ComputeLesson 2 of 16

VM Scale Sets

VM Scale Sets (VMSS) let you deploy and manage a group of identical, auto-scaling VMs behind a load balancer — giving you elastic capacity for variable workloads.

Simple Explanation

Imagine hiring 2 workers for normal load and automatically bringing in 8 more when it gets busy — then sending them home when the rush ends. VM Scale Sets do exactly that for VMs.

When to Use VMSS

VMSS vs App Service Auto-scaling

If your app can run on App Service, auto-scaling there is simpler — no OS management, zero VM boot time. Use VMSS when you need full OS control at scale. VMSS boot time (2–5 min) is slower than App Service slot scaling (seconds).

How VMSS Works

VMSS Auto-scaling Flow
Trigger
CPU > 70%
Schedule
Custom metric
Scale Out
Add instances
Use same image
Register with LB
Scale In
CPU < 30%
Remove instances
Cooldown period
Load Balancer
Distributes traffic
Health probes
Drains on scale-in

Commands

Azure CLI
# Create a scale set
az vmss create \
  --resource-group rg-app \
  --name vmss-web \
  --image Ubuntu2204 \
  --vm-sku Standard_D2s_v3 \
  --instance-count 2 \
  --admin-username azureuser \
  --generate-ssh-keys \
  --upgrade-policy-mode automatic

# Define autoscale (2–10 instances based on CPU)
az monitor autoscale create \
  --resource-group rg-app \
  --resource vmss-web \
  --resource-type Microsoft.Compute/virtualMachineScaleSets \
  --name autoscale-web \
  --min-count 2 --max-count 10 --count 2

# Add scale-out rule (CPU > 70% → add 2)
az monitor autoscale rule create \
  --resource-group rg-app \
  --autoscale-name autoscale-web \
  --scale out 2 \
  --condition "Percentage CPU > 70 avg 5m"

# List instances
az vmss list-instances --resource-group rg-app --name vmss-web --output table

# Manual scale
az vmss scale --resource-group rg-app --name vmss-web --new-capacity 5

Hands-on

  1. Create a VMSS with 2 instances (Standard_B2s for cost).
  2. Attach an autoscale policy: scale out at CPU > 70%, scale in at CPU < 30%.
  3. Generate load with stress tool and watch auto-scaling trigger.
  4. Check the load balancer backends to see new instances register.
  5. Manually scale in and verify instance count drops.

Debugging Scenario

Issue: New instances are not getting traffic after scale-out.

Interview Questions

Beginner

What is a VM Scale Set?

A group of identical VMs managed together that can auto-scale in/out based on demand metrics or schedules.
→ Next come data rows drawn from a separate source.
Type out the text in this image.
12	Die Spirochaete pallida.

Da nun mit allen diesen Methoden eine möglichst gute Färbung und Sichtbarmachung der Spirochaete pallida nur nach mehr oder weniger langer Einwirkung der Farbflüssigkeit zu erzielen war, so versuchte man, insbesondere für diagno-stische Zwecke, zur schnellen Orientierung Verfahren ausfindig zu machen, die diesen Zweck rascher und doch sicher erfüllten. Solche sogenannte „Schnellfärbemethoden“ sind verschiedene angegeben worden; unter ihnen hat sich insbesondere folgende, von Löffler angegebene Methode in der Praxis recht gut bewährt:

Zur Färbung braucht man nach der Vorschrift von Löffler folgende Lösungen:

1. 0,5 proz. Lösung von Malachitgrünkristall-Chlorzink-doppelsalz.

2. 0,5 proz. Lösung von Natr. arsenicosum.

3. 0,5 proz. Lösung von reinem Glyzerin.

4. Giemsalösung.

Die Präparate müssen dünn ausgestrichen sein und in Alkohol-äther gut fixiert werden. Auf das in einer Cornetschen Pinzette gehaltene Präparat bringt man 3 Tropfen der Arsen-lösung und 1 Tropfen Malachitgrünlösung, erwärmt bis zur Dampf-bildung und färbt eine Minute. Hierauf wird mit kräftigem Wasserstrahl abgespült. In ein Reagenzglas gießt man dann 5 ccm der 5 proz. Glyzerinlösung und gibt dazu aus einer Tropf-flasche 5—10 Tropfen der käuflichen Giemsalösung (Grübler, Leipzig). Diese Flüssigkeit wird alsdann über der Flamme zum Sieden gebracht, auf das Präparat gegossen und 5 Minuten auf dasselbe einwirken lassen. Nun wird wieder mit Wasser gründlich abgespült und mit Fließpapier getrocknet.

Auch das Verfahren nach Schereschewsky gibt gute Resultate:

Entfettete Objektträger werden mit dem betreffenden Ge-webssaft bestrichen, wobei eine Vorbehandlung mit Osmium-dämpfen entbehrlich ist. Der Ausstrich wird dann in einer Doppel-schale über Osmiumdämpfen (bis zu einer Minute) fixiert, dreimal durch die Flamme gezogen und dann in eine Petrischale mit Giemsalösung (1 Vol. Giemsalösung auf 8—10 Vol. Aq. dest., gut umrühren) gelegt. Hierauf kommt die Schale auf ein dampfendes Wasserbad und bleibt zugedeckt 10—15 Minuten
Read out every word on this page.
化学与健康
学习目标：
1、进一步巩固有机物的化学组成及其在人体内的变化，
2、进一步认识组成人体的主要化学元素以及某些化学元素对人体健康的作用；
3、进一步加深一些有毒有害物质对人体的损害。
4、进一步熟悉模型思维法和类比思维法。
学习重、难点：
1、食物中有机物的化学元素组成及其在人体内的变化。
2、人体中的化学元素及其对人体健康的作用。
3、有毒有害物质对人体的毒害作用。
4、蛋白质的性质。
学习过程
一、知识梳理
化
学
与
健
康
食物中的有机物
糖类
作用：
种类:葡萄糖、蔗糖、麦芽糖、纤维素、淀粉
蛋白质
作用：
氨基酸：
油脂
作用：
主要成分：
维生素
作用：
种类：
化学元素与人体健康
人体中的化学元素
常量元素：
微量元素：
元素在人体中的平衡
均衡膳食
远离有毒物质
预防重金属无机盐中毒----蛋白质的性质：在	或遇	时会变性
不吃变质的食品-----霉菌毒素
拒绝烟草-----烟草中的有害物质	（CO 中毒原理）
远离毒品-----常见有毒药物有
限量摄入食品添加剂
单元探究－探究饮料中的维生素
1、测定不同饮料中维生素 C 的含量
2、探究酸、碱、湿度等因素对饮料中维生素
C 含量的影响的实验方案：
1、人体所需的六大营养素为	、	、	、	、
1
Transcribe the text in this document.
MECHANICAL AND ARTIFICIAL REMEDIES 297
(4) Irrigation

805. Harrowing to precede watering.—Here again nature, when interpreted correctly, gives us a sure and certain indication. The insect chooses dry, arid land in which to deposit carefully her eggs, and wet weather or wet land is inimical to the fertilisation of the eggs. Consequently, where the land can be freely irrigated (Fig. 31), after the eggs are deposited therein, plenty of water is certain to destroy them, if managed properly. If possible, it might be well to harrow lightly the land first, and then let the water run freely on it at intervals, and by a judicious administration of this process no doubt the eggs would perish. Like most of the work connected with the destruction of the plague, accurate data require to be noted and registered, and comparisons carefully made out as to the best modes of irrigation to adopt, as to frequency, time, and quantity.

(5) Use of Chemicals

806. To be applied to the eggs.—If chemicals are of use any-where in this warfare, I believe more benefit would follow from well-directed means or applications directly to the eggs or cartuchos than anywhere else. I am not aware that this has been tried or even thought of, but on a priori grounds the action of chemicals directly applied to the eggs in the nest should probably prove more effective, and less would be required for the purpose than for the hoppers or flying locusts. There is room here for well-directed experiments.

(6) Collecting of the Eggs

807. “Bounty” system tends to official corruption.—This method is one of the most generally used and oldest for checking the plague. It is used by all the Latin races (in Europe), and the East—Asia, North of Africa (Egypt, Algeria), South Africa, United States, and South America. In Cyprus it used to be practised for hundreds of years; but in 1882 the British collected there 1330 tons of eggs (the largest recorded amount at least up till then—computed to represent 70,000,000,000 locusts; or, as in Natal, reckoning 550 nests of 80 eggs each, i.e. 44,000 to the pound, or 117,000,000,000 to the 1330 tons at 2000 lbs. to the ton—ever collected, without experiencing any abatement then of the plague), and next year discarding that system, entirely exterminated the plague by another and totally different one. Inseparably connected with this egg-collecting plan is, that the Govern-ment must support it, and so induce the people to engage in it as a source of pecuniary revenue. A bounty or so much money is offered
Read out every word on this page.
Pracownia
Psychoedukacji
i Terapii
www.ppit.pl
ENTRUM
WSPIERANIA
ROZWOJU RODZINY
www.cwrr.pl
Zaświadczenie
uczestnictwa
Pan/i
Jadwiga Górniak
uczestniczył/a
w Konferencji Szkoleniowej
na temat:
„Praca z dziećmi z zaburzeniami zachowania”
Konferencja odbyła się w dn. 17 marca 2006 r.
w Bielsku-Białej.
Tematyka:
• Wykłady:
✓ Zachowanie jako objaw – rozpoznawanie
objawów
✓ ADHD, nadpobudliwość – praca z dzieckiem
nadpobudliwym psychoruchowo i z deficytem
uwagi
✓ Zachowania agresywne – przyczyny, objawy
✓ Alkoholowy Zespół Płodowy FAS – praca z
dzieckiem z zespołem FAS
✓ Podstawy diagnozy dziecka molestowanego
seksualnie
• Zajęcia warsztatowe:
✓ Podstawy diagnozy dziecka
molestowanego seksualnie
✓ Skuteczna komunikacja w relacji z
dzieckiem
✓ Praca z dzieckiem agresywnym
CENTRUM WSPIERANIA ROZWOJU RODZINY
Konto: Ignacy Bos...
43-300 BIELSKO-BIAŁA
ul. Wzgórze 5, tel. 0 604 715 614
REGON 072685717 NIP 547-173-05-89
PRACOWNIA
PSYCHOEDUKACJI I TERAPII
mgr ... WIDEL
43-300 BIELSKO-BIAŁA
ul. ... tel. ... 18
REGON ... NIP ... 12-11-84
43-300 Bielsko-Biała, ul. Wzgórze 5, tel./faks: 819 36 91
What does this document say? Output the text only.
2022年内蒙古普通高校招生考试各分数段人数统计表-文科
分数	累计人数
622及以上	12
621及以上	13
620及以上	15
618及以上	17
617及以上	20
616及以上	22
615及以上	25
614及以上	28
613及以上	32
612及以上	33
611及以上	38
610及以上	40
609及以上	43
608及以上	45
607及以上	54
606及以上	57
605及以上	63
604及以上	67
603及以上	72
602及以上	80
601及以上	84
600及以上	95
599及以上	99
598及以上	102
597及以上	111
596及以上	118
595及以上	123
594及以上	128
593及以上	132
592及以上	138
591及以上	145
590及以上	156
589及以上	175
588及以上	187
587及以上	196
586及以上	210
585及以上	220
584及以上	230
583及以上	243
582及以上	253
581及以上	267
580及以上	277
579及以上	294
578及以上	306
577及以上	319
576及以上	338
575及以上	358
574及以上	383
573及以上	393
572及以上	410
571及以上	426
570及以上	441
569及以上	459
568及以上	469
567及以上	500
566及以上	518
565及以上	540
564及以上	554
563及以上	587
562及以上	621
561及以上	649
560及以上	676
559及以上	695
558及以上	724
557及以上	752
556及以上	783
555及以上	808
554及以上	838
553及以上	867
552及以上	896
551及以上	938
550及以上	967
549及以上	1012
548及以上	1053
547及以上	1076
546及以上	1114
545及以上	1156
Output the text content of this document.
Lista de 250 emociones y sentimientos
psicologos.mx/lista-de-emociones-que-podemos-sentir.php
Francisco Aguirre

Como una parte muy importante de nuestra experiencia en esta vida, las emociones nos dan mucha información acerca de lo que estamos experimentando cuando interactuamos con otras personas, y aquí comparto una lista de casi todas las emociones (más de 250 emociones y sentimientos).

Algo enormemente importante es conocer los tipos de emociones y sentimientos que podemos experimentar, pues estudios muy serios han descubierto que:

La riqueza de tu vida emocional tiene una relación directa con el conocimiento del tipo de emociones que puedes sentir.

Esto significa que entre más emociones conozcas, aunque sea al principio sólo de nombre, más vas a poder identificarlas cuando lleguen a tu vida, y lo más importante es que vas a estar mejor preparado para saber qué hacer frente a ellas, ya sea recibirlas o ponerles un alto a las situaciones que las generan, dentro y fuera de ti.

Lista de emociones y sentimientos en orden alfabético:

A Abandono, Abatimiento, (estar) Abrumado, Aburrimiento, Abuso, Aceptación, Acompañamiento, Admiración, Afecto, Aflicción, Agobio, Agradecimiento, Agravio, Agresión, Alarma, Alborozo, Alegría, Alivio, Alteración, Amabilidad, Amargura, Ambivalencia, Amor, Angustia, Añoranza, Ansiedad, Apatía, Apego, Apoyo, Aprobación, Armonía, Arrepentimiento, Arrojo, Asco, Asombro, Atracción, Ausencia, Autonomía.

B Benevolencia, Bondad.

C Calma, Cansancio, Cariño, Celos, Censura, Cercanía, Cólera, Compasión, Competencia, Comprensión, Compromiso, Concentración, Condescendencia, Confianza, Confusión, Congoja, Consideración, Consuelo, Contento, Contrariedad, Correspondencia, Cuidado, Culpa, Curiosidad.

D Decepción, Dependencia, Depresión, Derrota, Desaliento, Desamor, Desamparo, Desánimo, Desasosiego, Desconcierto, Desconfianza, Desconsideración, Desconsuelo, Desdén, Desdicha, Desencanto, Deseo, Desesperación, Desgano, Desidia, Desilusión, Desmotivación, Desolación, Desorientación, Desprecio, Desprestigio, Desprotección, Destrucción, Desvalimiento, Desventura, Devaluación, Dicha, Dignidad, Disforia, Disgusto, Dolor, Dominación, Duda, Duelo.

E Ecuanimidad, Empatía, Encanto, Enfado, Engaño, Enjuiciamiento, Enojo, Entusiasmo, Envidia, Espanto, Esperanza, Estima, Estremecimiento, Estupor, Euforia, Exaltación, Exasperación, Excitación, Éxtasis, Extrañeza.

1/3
What is the minimum instance count for VMSS?

You can configure minimum as 0 (will scale from 0 on demand) or 1+. Setting minimum to 0 is useful for batch jobs; keep minimum ≥ 2 for production web apps.

Scenario-based

Traffic spikes every day at noon. How do you configure VMSS?

Use scheduled autoscale: scale out to 10 instances at 11:45 AM, scale in to 2 at 2:00 PM. Combine with metric autoscale as a safety net for unpredictable spikes.

VMSS is scaling but response time is still high.

New instances may still be bootstrapping (cloud-init running, app starting). Add a readiness probe to the load balancer so new instances only receive traffic when fully ready.

Summary

VMSS provides elastic VM capacity with automatic scaling and integrated load balancing. Use it for stateless, VM-level workloads that need dynamic capacity. For PaaS-compatible workloads, App Services with auto-scale is simpler.